Piper TTS - French (Siwis) is not censored. It generates speech based on the input text without any content filtering.
Is Piper TTS - French (Siwis) commercial-use allowed?
Yes, Piper TTS - French (Siwis) is licensed under the MIT license, which allows for both personal and commercial use.
Piper TTS - French (Siwis) context length?
The context length for Piper TTS - French (Siwis) is unknown. However, it is designed to handle typical sentence lengths for TTS applications.
Does Piper TTS - French (Siwis) support function calling?
Piper TTS - French (Siwis) is a text-to-speech model and does not support function calling or other interactive features.
Piper TTS - French (Siwis) quantization options?
Piper TTS - French (Siwis) supports quantization, but the specific options are not detailed. Check the documentation for more information.
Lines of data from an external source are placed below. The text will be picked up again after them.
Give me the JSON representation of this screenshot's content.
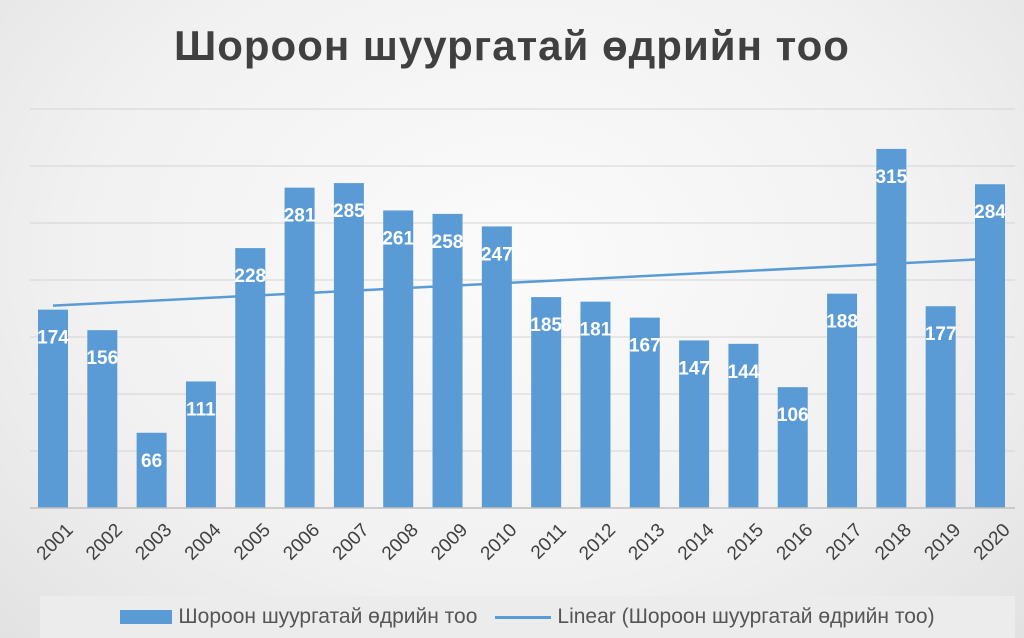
{
  "chart_data": {
    "type": "bar",
    "title": "Шороон шуургатай өдрийн тоо",
    "categories": [
      "2001",
      "2002",
      "2003",
      "2004",
      "2005",
      "2006",
      "2007",
      "2008",
      "2009",
      "2010",
      "2011",
      "2012",
      "2013",
      "2014",
      "2015",
      "2016",
      "2017",
      "2018",
      "2019",
      "2020"
    ],
    "series": [
      {
        "name": "Шороон шуургатай өдрийн тоо",
        "values": [
          174,
          156,
          66,
          111,
          228,
          281,
          285,
          261,
          258,
          247,
          185,
          181,
          167,
          147,
          144,
          106,
          188,
          315,
          177,
          284
        ]
      }
    ],
    "trendline": {
      "name": "Linear (Шороон шуургатай өдрийн тоо)",
      "type": "linear"
    },
    "ylim": [
      0,
      350
    ],
    "ygrid_step": 50,
    "grid": true,
    "legend": "bottom",
    "xlabel": "",
    "ylabel": "",
    "colors": {
      "bar": "#5b9bd5",
      "trend": "#5b9bd5",
      "label": "#ffffff"
    }
  }
}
Can Piper TTS - French (Siwis) run on CPU?
Yes, Piper TTS - French (Siwis) can run on CPU, although it may be slower compared to running on a GPU with 0.5 GB VRAM.
Piper TTS - French (Siwis) fine-tuning?
Piper TTS - French (Siwis) can be fine-tuned to improve performance on specific tasks or datasets, but this requires additional data and training resources.
Piper TTS - French (Siwis) system requirements?
Piper TTS - French (Siwis) requires at least 0.5 GB of VRAM, a modern CPU, and sufficient RAM to load the model. It is compatible with various operating systems.
Piper TTS - French (Siwis) performance benchmark?
Performance benchmarks for Piper TTS - French (Siwis) vary based on hardware. On a GPU with 0.5 GB VRAM, it typically processes text at a rate of several tokens per second.
Piper TTS - French (Siwis) for RAG?
Piper TTS - French (Siwis) is not designed for Retrieval-Augmented Generation (RAG). It is a specialized TTS model and does not have the capabilities for retrieval-based tasks.
Piper TTS - French (Siwis) for agents?
Piper TTS - French (Siwis) can be integrated into virtual agents or chatbots to provide natural-sounding French speech output.
Piper TTS - French (Siwis) for coding vs general?
Piper TTS - French (Siwis) is not intended for coding tasks. It is a general-purpose TTS model optimized for generating spoken French text.
Piper TTS - French (Siwis) vs ChatGPT?
Piper TTS - French (Siwis) is a TTS model focused on generating speech, while ChatGPT is a conversational AI model. They serve different purposes and are not directly comparable.
Piper TTS - French (Siwis) download size?
The download size for Piper TTS - French (Siwis) is relatively small due to its 0.02B parameters, typically around a few hundred megabytes.
Best quant for Piper TTS - French (Siwis)?
The best quantization option for Piper TTS - French (Siwis) depends on your specific needs. Generally, a balance between model size and performance is recommended. Check the documentation for available options.